= Anecdote of the Jar =

Poem by Wallace Stevens

 I placed a jar in Tennessee,
 And round it was, upon a hill.
 It made the slovenly wilderness
 Surround that hill.

 The wilderness rose up to it,
 And sprawled around, no longer wild.
 The jar was round upon the ground
 And tall and of a port in air.

 It took dominion everywhere.
 The jar was gray and bare.
 It did not give of bird or bush,
 Like nothing else in Tennessee.

"Anecdote of the Jar" is a poem from Wallace Stevens's first book of poetry, Harmonium. Wallace Stevens is an important figure in 20th century American poetry. The poem was first published in 1919, it is in the public domain. Wallace Stevens wrote the poem in 1918 when he was in the town of Elizabethton, Tennessee.

==Interpretation==

"Anecdote of the Jar" can be taken literally but is best served figuratively. Others see in it political issues. From a feminist viewpoint, the jar represents the male ego placed firmly in a female environment, Mother Nature, causing mayhem and possible destruction. Some think the jar is a symbol of industrial imperialism, taking over the environment and manipulating the wilderness.

This much-anthologized poem succinctly accommodates a remarkable number of different and plausible interpretations, as Jacqueline Brogan observes in a discussion of how she teaches it to her students. Robert Buttel suggested in 1967 that the speaker would arrange the wild landscape into the order of a still life, and though his success is qualified, art and imagination do at least impose an idea of order on the sprawling reality.
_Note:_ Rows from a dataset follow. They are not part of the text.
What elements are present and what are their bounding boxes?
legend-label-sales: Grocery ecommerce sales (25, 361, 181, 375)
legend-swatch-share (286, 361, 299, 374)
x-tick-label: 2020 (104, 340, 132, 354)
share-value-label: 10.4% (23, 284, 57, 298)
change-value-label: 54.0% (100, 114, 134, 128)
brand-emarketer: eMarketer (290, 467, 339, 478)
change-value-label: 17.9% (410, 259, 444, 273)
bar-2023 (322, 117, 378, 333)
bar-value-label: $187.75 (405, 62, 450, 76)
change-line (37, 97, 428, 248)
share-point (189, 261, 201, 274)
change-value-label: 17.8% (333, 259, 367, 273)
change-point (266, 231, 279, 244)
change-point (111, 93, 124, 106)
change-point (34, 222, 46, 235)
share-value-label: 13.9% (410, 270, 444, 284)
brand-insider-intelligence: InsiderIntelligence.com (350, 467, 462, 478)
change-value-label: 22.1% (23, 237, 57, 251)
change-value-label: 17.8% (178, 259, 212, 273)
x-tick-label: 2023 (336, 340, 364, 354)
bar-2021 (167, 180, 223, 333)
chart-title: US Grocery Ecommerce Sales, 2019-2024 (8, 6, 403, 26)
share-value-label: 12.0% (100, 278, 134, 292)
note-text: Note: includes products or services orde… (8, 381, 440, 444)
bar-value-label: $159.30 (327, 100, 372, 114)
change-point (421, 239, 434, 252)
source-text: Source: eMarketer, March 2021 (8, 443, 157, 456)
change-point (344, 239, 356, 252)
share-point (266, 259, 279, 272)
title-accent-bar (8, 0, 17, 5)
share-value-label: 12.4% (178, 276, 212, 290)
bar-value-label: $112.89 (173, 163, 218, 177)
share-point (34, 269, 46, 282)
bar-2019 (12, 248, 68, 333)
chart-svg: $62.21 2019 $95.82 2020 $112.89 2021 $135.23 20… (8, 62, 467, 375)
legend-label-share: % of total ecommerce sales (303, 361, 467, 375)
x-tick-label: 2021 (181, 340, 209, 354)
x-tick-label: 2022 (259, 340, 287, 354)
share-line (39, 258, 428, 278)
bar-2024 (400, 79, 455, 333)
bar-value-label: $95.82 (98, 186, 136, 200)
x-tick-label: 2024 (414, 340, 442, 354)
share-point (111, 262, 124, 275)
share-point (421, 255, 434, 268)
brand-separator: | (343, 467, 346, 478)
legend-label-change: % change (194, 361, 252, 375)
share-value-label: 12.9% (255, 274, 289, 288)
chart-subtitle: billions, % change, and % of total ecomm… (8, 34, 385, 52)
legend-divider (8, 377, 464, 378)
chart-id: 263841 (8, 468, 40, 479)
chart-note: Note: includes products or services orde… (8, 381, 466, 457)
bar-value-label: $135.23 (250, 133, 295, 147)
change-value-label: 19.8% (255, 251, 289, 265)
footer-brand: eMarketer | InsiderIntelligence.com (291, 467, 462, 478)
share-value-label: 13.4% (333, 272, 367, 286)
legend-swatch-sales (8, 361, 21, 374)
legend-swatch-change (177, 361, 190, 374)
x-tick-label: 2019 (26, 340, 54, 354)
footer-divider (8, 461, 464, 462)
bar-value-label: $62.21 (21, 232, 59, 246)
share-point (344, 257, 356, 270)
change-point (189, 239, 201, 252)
Helen Vendler, Arthur Kingsley Porter University Professor Emerita at Harvard University, in a reading from 1984 that contradicts Buttel, asserts that the poem is incomprehensible except as understood as a commentary on Keats's "Ode on a Grecian Urn". The poem alludes to Keats, she argues, as a way of discussing the predicament of the American artist "who cannot feel confidently the possessor, as Keats felt, of the Western cultural tradition." Vendler asks, shall the poet use language imported from Europe ("of a port in air", to "give of"), or as Marianne Moore puts it, "plain American that cats and dogs can read", like "The jar was round upon the ground"? She argues that the poem is a palinode, retracting the Keatsian conceits of "Sunday Morning" and vowing "to stop imitating Keats and seek a native American language that will not take the wild out of the wilderness."

According to Brogan, however (writing in 1994), the poem can be approached:
- from a New Critical perspective as a poem about writing poetry and making art generally;
- from a poststructuralist perspective as a poem concerned with temporal and linguistic disjunction, especially in the convoluted syntax of the last two lines;
- from a feminist perspective that reveals a poem concerned with male dominance over a traditionally feminized landscape;
- or from the perspective of a cultural critic that might find a sense of industrial imperialism.
Brogan concludes, "When the [student] debate gets particularly intense, I introduce Roy Harvey Pearce's discovery of the Dominion canning jars (a picture of which is then passed around)," a reference to that late, celebrated Wallace Stevens scholar and historiographer of literature's published association of the poem with a specific item of physical Americana.

Kevin O'Donnell, writing in 2023, presents the poem in the context of Stevens' work as a surety bond claimsman tied to the industrial clearcutting of the last remnant of the great Appalachian forest in East Tennessee in 1918.